One study, led by Robert C. Green, MD, MPH, of Boston University School of Medicine, shows that the drug tarenflurbil—which aims to suppress the accumulation of amyloid protein (plaque) in brain tissue—did not slow cognitive decline or loss of usual daily activities.
Advertisement"This is yet another example among several drug candidates" that was shown to work in mice "but failed to translate into demonstrated benefit for patients," Drs. Montine and Larson write.
Since dementia research began, scientists have narrowly focused on Alzheimer's disease and its specific characteristics, explains Dr. Larson. "But we're now starting to see that dementia is a confluence of three common disease processes—Alzheimer's disease, vascular brain injury, and Lewy body disease—any one of which can be a target for prevention or treatment in efforts to relieve the burden of late-life dementia."
The second study, led by Wolfgang Lieb, PhD, of the Framingham Heart Study, showed that higher levels of leptin—a hormone involved in fat metabolism—is linked to reduced risk of Alzheimer's disease.
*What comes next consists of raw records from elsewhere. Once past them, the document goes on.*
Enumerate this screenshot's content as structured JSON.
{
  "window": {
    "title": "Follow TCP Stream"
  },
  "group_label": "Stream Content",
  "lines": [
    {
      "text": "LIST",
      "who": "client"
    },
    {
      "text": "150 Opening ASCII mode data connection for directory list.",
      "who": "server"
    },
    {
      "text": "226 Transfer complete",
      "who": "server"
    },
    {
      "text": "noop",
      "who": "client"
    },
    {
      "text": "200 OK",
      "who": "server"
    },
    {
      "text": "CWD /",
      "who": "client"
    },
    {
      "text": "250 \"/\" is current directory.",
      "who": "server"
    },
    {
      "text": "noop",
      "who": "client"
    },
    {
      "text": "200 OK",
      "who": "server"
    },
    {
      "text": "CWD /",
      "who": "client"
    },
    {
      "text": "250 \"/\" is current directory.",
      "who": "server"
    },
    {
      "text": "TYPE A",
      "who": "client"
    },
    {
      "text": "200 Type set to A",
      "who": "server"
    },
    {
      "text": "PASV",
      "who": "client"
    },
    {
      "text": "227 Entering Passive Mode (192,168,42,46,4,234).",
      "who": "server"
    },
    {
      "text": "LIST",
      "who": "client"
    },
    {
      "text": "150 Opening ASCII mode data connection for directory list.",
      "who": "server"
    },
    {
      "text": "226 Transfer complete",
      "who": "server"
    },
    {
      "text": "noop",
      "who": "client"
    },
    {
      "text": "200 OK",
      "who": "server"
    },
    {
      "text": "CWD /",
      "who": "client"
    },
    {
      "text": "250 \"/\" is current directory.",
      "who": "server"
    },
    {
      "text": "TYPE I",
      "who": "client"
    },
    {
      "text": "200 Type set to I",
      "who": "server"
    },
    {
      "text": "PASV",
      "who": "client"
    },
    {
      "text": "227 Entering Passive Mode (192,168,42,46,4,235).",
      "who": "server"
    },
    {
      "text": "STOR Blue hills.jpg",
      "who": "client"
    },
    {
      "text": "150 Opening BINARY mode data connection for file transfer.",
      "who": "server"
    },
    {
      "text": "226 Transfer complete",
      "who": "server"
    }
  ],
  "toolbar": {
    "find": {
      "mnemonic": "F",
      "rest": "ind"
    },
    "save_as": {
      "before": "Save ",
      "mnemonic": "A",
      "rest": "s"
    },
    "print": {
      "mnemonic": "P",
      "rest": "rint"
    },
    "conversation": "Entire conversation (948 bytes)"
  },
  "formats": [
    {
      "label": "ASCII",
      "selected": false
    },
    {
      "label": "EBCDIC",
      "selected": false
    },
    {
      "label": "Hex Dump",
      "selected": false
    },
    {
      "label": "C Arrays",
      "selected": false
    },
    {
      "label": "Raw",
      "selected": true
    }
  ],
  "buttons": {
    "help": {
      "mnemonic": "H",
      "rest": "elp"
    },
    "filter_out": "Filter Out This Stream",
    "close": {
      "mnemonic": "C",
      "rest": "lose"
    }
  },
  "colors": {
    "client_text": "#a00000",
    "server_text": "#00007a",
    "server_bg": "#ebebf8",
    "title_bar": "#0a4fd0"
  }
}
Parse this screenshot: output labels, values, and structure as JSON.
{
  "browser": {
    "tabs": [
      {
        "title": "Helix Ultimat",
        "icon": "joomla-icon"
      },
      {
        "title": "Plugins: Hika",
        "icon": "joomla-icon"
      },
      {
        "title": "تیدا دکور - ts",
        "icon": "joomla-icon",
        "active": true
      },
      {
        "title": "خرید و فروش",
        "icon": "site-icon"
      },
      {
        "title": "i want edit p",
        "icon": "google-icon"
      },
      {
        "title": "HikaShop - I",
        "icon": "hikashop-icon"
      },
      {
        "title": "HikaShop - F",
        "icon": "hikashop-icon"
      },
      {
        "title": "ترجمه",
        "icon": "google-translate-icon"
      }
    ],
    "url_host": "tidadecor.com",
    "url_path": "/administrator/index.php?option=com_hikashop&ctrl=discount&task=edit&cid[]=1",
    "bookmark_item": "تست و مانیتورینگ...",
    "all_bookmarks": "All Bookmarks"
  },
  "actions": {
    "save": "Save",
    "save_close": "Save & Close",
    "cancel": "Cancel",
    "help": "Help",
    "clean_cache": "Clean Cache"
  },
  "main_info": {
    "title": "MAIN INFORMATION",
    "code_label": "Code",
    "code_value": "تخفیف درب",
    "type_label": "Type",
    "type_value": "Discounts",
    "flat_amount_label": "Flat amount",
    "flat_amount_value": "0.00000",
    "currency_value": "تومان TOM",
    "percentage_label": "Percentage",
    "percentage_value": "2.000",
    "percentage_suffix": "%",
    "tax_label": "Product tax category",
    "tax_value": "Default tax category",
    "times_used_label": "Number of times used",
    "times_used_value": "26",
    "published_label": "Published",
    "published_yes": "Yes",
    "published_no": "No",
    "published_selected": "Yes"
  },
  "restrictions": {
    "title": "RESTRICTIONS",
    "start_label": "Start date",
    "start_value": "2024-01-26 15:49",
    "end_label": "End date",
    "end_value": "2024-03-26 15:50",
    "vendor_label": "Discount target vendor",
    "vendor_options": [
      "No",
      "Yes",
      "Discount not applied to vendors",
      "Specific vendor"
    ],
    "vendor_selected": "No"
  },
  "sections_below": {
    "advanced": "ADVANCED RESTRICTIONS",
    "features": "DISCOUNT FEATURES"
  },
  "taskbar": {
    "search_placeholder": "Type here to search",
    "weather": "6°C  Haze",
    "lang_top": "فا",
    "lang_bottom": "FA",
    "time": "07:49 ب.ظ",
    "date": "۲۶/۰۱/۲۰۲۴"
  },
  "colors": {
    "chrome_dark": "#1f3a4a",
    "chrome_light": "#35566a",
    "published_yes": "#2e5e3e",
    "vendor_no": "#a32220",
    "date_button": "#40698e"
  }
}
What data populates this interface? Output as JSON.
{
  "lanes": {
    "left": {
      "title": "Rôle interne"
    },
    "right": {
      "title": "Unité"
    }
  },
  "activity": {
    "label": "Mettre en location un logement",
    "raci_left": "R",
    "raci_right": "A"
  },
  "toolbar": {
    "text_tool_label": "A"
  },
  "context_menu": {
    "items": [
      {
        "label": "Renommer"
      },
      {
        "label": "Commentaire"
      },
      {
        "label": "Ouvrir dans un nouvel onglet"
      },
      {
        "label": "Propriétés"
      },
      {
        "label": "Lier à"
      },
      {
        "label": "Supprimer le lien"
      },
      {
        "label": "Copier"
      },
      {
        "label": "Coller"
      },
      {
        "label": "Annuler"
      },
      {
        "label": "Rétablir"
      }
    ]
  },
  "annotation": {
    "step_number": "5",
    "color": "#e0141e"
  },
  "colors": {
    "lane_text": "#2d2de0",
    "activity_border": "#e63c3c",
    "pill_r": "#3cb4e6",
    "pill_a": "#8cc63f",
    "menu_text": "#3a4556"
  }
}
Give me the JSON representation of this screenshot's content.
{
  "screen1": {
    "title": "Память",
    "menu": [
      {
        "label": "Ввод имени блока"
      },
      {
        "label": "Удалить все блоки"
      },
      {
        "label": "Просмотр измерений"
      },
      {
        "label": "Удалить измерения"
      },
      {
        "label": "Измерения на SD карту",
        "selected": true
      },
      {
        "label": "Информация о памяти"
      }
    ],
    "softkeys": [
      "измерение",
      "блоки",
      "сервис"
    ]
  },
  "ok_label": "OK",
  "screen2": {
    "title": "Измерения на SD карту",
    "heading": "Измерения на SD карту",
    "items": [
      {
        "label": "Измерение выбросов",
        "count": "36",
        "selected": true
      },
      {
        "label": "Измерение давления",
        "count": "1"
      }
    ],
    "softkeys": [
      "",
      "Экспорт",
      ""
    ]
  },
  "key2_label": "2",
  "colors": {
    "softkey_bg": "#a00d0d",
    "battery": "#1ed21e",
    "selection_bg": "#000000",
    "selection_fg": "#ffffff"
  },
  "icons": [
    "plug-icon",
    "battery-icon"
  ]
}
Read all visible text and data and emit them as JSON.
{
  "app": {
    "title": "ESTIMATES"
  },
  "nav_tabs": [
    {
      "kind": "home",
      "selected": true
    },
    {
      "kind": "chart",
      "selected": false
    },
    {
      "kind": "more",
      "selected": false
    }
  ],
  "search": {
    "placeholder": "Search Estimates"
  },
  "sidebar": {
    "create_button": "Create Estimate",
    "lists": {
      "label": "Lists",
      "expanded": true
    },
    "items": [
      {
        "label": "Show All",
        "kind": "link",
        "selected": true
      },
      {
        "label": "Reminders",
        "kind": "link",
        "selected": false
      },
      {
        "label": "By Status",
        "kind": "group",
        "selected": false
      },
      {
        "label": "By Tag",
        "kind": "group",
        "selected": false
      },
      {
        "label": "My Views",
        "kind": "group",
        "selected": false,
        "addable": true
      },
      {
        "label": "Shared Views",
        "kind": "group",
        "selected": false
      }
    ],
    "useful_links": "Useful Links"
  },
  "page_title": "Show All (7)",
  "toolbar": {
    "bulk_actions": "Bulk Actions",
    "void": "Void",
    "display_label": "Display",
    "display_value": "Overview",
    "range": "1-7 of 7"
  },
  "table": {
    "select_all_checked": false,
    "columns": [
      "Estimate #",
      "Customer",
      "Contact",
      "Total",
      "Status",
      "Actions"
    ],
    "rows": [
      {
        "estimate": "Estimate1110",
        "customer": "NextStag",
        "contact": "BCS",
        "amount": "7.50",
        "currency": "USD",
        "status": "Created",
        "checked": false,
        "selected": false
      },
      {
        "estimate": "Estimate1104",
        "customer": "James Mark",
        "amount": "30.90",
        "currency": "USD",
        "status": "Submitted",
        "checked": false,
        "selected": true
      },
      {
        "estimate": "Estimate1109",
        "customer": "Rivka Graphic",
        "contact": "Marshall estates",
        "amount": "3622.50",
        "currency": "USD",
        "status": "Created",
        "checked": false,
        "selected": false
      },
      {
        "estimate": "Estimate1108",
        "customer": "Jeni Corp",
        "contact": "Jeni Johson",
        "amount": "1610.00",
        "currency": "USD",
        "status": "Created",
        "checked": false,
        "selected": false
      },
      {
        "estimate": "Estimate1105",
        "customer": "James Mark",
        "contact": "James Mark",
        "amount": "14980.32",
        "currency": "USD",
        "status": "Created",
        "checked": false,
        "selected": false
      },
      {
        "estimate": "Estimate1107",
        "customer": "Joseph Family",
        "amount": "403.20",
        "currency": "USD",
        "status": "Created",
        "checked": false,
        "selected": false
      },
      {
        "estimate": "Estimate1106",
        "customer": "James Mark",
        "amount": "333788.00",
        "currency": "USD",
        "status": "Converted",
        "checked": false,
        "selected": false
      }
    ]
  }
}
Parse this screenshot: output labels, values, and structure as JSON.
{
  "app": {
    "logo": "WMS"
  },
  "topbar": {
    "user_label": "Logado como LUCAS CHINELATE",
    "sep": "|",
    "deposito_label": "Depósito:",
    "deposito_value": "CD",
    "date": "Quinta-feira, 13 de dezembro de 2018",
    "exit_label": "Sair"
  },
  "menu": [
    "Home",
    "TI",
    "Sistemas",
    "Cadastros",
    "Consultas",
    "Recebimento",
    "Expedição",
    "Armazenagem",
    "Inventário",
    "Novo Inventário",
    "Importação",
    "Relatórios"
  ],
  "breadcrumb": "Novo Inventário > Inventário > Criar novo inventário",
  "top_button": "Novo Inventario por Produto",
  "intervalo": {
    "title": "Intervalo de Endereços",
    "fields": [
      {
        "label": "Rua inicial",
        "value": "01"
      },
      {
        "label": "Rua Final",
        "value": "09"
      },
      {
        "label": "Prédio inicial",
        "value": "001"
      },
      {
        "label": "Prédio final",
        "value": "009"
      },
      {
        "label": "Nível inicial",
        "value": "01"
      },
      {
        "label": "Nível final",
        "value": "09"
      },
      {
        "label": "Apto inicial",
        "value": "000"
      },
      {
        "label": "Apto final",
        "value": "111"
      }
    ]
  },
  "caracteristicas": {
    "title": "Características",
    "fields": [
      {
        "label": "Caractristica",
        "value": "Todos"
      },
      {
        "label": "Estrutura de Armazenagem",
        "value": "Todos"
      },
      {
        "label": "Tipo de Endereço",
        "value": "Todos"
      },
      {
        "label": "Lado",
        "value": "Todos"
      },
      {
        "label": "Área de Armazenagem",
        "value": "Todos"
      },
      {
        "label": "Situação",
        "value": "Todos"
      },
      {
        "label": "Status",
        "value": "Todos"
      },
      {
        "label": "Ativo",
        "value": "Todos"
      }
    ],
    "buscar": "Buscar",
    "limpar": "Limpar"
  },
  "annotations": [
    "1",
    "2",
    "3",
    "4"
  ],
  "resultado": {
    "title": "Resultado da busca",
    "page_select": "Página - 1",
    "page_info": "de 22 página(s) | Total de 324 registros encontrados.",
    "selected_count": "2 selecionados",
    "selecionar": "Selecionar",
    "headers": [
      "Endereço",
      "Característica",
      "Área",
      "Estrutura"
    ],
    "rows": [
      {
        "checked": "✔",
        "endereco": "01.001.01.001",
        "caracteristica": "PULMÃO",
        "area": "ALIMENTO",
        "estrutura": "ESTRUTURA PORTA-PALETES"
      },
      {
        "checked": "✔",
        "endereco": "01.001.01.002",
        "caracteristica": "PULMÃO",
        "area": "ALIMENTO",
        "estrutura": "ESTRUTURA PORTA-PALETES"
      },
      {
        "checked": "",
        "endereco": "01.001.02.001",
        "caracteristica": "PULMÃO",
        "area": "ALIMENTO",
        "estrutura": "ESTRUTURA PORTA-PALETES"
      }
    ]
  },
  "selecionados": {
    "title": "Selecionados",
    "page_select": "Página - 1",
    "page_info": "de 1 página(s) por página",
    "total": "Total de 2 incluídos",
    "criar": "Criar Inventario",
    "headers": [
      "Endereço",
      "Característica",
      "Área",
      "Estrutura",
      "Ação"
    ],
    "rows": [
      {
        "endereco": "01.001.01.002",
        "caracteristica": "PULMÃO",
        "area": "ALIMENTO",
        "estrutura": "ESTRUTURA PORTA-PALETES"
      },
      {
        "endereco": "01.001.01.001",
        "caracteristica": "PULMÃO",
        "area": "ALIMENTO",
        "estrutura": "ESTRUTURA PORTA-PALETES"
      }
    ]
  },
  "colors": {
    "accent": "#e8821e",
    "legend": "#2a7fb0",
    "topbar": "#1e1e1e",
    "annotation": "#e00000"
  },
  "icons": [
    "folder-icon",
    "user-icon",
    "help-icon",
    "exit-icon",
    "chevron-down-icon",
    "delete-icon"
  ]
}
"This is a surprising new association—the magnitude and strength of which is striking," says Dr. Larson. "If it's confirmed, it could lead to further research on how lifestyle and other factors like habitual exercise figure in the prevention and treatment of age-related decline and diseases such as Alzheimer's."
Dramatically increasing global life expectancy makes it "imperative for research to find solutions that prevent, delay, slow, and treat Alzheimer's disease and related dementias," write Drs. Montine and Larson. "It would be difficult to overstate the urgency of this need."